The City conducts scheduled and unscheduled maintenance on its infrastructure throughout the year. In an effort to maximize efficiency and cost savings, the City conducts scheduled maintenance on certain infrastructure in one of the seven zones as depicted in the Zone Maintenance Map each year. Pavement is repaired and sealed, sidewalks and street signs are replaced, and City maintained trees are trimmed. The City attempts to complete as much scheduled maintenance as possible while balancing unscheduled maintenance requests (potholes, knocked downed signs, streetlight outages, illegal dumping, etc…).
The most frequent inquiry from the public is related to pavement. Pavement maintenance has historically consisted of repairs (digouts) where small sections of a street are removed and replaced, and prepared for the annual slurry seal contract. The contract typically includes the application of crack seal (as-needed) for large cracks and a slurry seal which fills in small cracks and coats the existing pavement thus extending the life of the pavement. The contract may also include a Cape Seal for streets that have deteriorated beyond the use of a slurry seal. Slurry seal is the most cost effective option to maintaining a street when the street is in good or better condition.
Based on current funding and dependent on zone size, about half of the streets in the maintenance zone will receive a slurry seal. Maintenance will be deferred on pavement sections that are in poor condition since a slurry seal would be of little benefit.

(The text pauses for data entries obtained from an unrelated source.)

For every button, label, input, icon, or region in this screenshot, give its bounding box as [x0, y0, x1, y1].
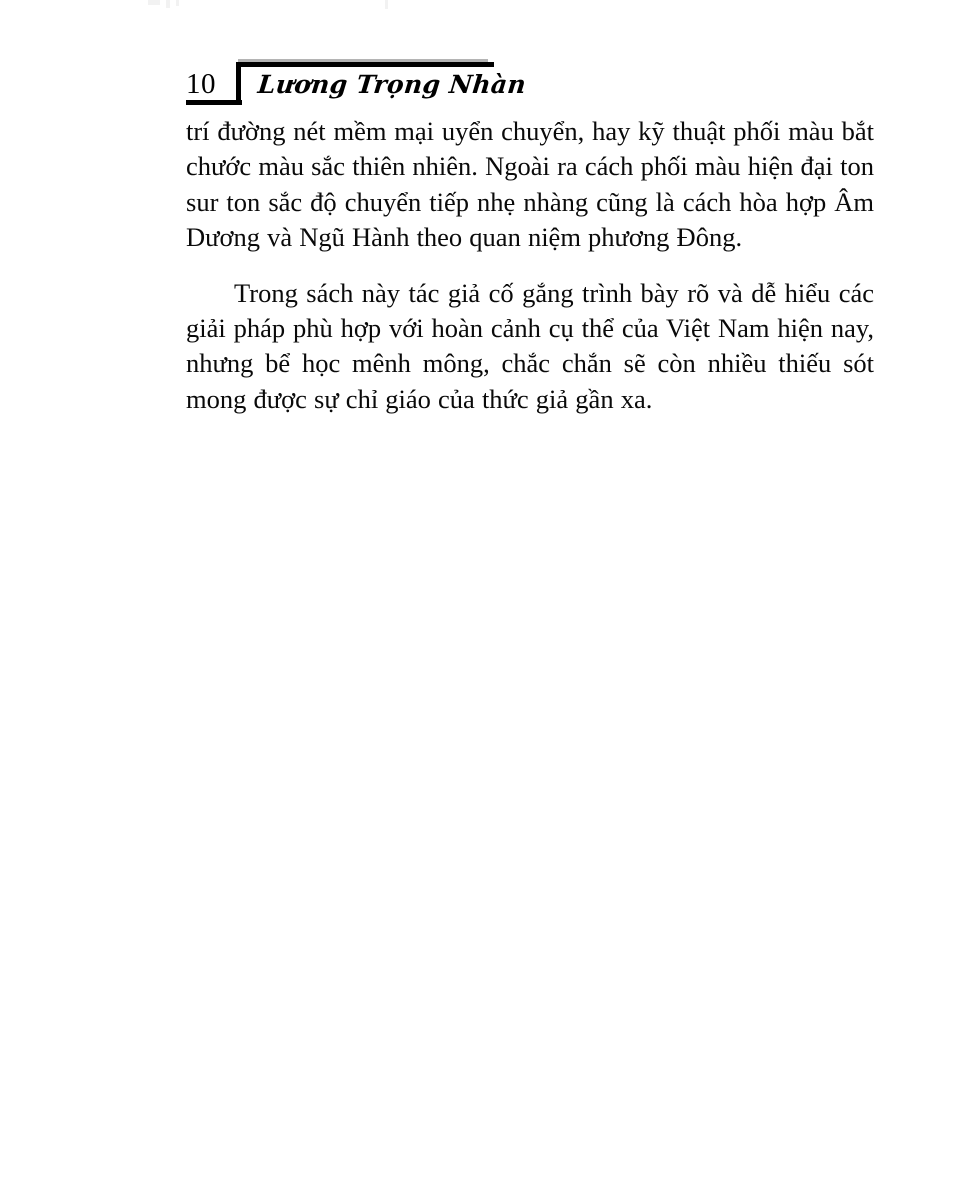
running-head-horizontal-rule	[236, 62, 494, 67]
folio-underline-rule	[186, 100, 242, 105]
running-head-author: Lương Trọng Nhàn	[256, 70, 528, 99]
running-head	[0, 0, 969, 112]
body-text-column	[186, 114, 874, 417]
page-number: 10	[186, 68, 216, 100]
paragraph: Trong sách này tác giả cố gắng trình bày rõ và dễ hiểu các giải pháp phù hợp với hoàn cảnh cụ thể của Việt Nam hiện nay, nhưng bể học mênh mông, chắc chắn sẽ còn nhiều thiếu sót mong được sự chỉ giáo của thức giả gần xa.	[186, 277, 874, 414]
running-head-vertical-rule	[236, 62, 241, 105]
paragraph: trí đường nét mềm mại uyển chuyển, hay kỹ thuật phối màu bắt chước màu sắc thiên nhiên. Ngoài ra cách phối màu hiện đại ton sur ton sắc độ chuyển tiếp nhẹ nhàng cũng là cách hòa hợp Âm Dương và Ngũ Hành theo quan niệm phương Đông.	[186, 116, 874, 253]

In this case, other more costly options that are not part of the Zone Maintenance Program are necessary (mill and overlay, or full depth reclamation and overlay).
Why is my street in poor condition?
First and most importantly, a majority of streets within the City were built more than 40 years ago and built to different standards than are required today. Standards, materials, equipment and methods used to build streets today have improved thus are more suited for today’s vehicle volumes and weights, including trash, recycle and organics dump trucks. Secondly, consistent maintenance and funding is necessary. The City has had its Zone Maintenance Program in place since the early 2000’s, but consistent funding beyond standard maintenance is required. Funding for street maintenance and repairs is dependent on the City maintaining other infrastructure (sidewalks, signs, trees, traffic signals, storm drains) and providing services such as police, fire, and park and recreation. With the passage of Senate Bill 1 (2017) and the creation of the Road Maintenance and Rehabilitation Program (RMRP), the City has another source of funds for use in repairing streets in poor condition.
What is the City’s strategy for repairing streets in poor condition?
City staff uses a combination of factors to determine the highest priorities. These factors include: current maintenance zone, street classification, rated condition, field evaluation, public requests, CIP projects and private development. At this time the City’s highest priorities are the repair of arterial streets which encompass the highest volumes, speeds, and safety for residents and City staff.